31
NL
Instructies voor het correct gras afrijden
Voor het gras afrijden is een overlappende werkwijze
aan te bevelen.
Maai enkel met een scherp en intact mes zodat de
grashalmen niet uitrafelen en het gazon niet geel
wordt.
Om een proper maaipatroon te bereiken leidt u de
maaier in zo recht mogelijke banen. De banen
moeten elkaar steeds overlappen met enkele
centimeters zodat er geen stroken blijven staan.
Hoe vaak moet worden afgereden hangt in principe
ervan af hoe snel het gras groeit. In de
hoofdgroeiperiode (mei – juni) twee keer per week,
anders eenmaal per week. De maaihoogte moet
tussen 4 en 6 cm liggen en het gras moet 4 tot 5 cm
groeien voordat u het opnieuw afrijdt. Mocht het gras
ooit wat langer worden, maak dan achteraf niet de
fout het gras direct in één keer op de normale hoogte
terug te snijden. Dit schaadt het gazon. Snij dan
nooit meer dan de helft van de grashoogte terug.
De onderkant van de omkasting van de maaier
schoon houden en afgezet gras zeker verwijderen.

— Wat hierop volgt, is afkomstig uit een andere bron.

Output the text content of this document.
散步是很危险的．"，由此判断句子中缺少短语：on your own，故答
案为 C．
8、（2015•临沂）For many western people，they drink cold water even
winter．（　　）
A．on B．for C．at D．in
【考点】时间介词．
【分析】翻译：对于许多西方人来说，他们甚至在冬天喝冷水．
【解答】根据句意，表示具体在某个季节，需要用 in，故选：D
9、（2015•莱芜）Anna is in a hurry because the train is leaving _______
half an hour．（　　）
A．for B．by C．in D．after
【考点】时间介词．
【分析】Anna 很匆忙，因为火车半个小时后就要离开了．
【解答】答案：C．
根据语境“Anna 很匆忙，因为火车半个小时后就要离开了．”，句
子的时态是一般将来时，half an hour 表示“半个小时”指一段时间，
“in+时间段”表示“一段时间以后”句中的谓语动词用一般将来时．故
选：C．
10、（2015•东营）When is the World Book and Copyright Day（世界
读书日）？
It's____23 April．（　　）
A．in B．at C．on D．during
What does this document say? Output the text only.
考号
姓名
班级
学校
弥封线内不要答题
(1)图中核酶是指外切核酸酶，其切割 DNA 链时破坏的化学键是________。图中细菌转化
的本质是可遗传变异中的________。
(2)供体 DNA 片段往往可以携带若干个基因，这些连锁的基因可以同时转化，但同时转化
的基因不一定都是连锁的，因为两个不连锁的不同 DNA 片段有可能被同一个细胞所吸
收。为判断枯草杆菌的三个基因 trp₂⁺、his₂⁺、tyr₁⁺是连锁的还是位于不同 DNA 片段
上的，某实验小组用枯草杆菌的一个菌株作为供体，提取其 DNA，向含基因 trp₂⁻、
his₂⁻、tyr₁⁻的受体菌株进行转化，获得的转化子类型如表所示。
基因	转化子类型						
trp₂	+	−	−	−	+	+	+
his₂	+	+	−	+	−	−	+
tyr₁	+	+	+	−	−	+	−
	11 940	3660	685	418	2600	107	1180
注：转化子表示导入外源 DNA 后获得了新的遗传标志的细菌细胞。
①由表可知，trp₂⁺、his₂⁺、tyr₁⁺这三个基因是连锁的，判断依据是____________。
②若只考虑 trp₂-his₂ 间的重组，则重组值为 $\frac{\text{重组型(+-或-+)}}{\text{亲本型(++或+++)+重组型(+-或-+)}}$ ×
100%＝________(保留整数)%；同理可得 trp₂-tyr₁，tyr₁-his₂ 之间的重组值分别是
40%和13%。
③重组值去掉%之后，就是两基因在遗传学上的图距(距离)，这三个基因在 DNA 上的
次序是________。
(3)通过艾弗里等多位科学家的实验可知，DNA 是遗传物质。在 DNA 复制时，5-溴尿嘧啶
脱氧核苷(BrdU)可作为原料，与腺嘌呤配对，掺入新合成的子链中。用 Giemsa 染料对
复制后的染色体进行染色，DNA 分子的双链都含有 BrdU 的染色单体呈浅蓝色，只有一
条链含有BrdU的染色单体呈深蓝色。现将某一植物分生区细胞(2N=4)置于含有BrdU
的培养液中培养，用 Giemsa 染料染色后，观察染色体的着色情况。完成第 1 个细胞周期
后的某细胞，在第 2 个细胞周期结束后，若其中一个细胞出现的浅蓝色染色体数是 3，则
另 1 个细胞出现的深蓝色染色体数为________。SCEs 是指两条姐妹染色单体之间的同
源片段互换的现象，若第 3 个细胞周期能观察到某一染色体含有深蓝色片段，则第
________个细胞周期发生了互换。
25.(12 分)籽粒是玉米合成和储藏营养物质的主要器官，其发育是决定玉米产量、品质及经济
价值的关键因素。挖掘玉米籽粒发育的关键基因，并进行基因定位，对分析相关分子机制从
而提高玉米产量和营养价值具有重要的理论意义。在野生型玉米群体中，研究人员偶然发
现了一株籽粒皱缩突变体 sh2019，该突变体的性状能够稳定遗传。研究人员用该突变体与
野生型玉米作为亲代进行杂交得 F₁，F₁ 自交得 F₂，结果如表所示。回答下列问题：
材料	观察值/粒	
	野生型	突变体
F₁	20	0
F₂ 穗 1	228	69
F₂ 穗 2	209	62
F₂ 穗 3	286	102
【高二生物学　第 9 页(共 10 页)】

Afgezet materiaal bemoeilijkt het starten, doet
afbreuk aan de maaikwaliteit en belemmert het
uitwerpen van het gras.
Op hellingen moet de maaibaan steeds dwars over
de helling verlopen. Het wegglijden van de maaier
kan door schuin omhoog verplaatsen worden
voorkomen.
Kies de maaihoogte naargelang de werkelijke lengte
van het gras. Rijdt het gras in meerdere beurten af
zodat het gras per beurt maximaal 4 cm korter wordt
gereden.
Voordat u eender welke controles aan het mes
uitvoert zeker de motor afzetten. Denk eraan dat het
mes na het afzetten van de motor nog enkele
seconden blijft draaien. Probeer nooit het mes te
stoppen. Controleer regelmatig of het mes correct
bevestigd, in perfecte staat en goed geslepen is. Zo
niet dient u het mes te slijpen of te vervangen. Indien
het roterende mes een voorwerp raakt, de maaier
uitschakelen en wachten tot het mes helemaal
stilstaat. Controleer vervolgens de toestand van het
mes en de meshouder. Indien die beschadigd zijn
moeten ze worden vervangen.
Leg de gebruikte aansluitkabel van het toestel in
bochten voor het gebruikte stopcontact op de grond.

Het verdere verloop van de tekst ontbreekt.